Lost in all this hysteria is the fact that Guyana Goldfields invested $30 billion over 10 years before finding any gold

Dear Editor,

I have watched with great interest, the many attack articles on Guyana Goldfields. Anyone with common sense would recognise that Guyana Goldfields paid billions in taxes and for services and definitely far more than any other company in Guyana. This includes over $1 billion to the complaining aircraft owners who seem to be unable to adjust their business model to a competitive environment that is rapidly becoming the status quo with oil arriving soon.

I fully agree with the quote from Guyana Goldfields’ press release in which it stated that a particular newspaper was in a “vicious and seemingly politically-motivated campaign to discredit the company and mislead the public.”

The extreme lack of business sophistication of the Guyanese media and private sector has been very evident over the last few weeks. Globally competitive companies adhere to four strategic principles: namely (1) be profitable, (2) obey the law, (3) be ethical and (4) be a good corporate citizen (be philanthropic). 

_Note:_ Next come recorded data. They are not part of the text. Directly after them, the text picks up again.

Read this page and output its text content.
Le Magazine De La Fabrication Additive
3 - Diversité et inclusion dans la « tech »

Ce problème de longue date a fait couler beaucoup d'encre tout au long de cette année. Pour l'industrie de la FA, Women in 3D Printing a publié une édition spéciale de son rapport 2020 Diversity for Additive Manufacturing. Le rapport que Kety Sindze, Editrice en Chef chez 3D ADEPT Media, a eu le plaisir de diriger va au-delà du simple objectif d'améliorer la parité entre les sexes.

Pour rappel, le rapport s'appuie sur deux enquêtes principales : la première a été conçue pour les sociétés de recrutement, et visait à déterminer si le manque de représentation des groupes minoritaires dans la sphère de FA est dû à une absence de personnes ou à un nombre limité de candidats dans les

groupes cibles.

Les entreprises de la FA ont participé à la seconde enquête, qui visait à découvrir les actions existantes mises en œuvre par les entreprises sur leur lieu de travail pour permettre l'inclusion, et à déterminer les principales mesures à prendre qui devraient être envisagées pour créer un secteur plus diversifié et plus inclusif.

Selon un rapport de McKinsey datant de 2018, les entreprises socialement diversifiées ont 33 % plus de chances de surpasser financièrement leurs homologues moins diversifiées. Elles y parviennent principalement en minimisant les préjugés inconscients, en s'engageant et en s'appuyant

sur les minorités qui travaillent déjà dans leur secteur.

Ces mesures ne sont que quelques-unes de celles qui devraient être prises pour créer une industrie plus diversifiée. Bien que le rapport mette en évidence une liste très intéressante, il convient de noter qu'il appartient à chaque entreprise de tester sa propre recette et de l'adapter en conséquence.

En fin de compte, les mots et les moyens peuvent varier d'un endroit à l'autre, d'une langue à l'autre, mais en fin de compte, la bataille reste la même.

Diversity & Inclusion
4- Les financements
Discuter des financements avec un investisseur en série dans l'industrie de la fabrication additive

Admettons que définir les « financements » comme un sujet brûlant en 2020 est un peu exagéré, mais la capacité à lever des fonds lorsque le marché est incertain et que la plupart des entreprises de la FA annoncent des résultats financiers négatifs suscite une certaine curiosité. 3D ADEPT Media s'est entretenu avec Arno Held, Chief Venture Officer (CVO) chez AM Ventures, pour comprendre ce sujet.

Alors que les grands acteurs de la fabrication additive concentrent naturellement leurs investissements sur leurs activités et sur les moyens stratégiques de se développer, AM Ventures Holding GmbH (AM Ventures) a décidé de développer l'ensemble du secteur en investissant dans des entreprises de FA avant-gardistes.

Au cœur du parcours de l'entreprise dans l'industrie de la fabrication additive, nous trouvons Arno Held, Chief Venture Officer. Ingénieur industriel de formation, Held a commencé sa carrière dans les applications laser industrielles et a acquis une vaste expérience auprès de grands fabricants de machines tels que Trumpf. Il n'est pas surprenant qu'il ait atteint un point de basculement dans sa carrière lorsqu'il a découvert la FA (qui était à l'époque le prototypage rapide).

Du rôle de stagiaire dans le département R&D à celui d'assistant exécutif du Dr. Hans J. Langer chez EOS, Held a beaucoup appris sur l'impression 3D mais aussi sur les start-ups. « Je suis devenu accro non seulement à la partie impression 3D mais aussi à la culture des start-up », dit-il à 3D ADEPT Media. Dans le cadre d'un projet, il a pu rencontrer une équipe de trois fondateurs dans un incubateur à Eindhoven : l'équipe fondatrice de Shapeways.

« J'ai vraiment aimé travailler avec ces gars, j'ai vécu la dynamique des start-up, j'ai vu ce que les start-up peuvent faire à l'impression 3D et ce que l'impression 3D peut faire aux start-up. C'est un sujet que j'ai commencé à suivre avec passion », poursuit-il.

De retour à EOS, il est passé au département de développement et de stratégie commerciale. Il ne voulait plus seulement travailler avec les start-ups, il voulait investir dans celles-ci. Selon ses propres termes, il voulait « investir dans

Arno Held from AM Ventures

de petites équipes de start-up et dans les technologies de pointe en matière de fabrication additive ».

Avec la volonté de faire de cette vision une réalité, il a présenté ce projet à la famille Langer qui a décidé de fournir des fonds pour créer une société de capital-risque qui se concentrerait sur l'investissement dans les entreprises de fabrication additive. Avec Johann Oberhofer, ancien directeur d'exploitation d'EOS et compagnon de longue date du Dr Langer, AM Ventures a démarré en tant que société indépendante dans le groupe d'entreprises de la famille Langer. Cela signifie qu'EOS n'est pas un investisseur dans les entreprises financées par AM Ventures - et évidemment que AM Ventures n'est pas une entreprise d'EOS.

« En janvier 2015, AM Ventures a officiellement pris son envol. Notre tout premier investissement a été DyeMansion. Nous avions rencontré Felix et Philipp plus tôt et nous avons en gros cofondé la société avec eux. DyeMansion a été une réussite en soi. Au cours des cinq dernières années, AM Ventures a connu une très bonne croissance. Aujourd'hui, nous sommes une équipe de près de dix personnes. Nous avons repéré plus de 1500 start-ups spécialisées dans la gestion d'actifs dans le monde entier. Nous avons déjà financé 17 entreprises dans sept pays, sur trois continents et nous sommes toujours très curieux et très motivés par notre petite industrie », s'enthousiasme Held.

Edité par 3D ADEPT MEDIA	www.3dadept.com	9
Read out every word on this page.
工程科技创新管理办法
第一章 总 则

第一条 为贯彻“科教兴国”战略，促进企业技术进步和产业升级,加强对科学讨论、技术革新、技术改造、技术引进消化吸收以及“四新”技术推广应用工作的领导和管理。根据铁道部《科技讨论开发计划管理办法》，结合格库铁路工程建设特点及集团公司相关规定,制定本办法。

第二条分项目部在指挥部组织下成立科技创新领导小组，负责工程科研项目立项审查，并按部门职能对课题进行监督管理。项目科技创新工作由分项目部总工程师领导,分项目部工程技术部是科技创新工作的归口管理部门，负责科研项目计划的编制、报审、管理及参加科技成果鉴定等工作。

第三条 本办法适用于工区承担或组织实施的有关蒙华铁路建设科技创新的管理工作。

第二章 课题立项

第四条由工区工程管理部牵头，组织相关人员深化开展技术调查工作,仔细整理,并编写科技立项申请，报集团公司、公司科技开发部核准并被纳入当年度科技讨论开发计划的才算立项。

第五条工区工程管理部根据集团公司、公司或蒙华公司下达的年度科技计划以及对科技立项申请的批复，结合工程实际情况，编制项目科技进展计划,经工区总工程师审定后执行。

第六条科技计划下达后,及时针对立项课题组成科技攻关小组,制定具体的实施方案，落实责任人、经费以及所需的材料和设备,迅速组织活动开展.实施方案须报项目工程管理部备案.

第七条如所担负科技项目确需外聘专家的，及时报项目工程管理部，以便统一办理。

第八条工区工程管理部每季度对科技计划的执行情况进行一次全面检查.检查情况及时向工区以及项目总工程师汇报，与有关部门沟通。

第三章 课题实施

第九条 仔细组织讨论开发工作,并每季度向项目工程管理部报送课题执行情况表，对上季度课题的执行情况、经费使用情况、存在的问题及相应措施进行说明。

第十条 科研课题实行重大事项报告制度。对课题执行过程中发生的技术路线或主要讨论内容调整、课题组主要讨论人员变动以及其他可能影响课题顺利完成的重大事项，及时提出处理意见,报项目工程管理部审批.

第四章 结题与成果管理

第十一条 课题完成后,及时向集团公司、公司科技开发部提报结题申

 The articles in the Kaieteur News, have exposed this lack of sophistication and perhaps business malice towards a company that is the largest single contributor to Guyana’s treasury on an annual basis. Whether it is the owners of local aircraft companies or their media surrogates, the attacks which can be construed as malice seems to be a concerted effort to hold Guyana Goldfields hostage to business extortion to use their aircraft, even when these businessmen and women themselves know they would do exactly what Guyana Goldfields has done, were they faced with incredible transportation costs that impact their profitability, safety and flexibility.

 To be sure, any well-managed company, anywhere in the world, which is leasing aircraft for sometimes up to 30 flights per week, as Guyana Goldfields did for over two years, would make the appropriate business decision to buy their own plane. This decision not only helps to control expenses but also provides more flexibility in their operations. Furthermore, given the many aircraft problems in Guyana over the last several years, any company with expats, would be forced by their insurance companies to manage that significant risk.

 Truth be said, Guyana Goldfields spent over a billion dollars with local aircraft carriers prior to making a decision to buy, yes buy, their own aircraft.

The most recent May 23, 2018 Kaieteur News headline: `Aurora Gold Mine aborts locals; hires Canadian airline to fly domestic trips’ is both a purposeful lie and malicious in its intent. The company bought their own plane, as any smart company would. The crew is made up of both Guyanese and Canadian pilots thus creating more Guyanese jobs and the company has added a different set of skills, given the twin otter is not used by other companies in Guyana. Perhaps Guyana Goldfields should sue both the newspaper and the author of the article for billions given that this negative and malicious information can affect the stock price of this Toronto Stock Exchange listed company.

 Lost in all this hysteria and malice is the fact that for over 10 years Guyana Goldfields invested over $30 billion without finding any gold. During that period, Guyana Goldfields hired thousands of Guyanese and benefitted from few concessions from the Government.  Guyana Goldfields has taken all the risk with money raised on the stock exchange. Within this time frame, over 30 exploration companies have been registered in Guyana, expended millions of US dollars seeking commercial deposits of resources, found nothing and left the country.  That is the risk a company assumes in the search for natural resources.

 It is time this economic and political malice ends. It is disgraceful. It can damage the company’s stock and foreign courts can be harsh on malice of this nature.

Is this economic extortion of a company which has hundreds of local vendors and the best Corporate Social Responsibility practices in Guyana?

I hope the owner of the Kaieteur News accepts responsibility for this gross distortion and hope none of the foreign shareholders sue him.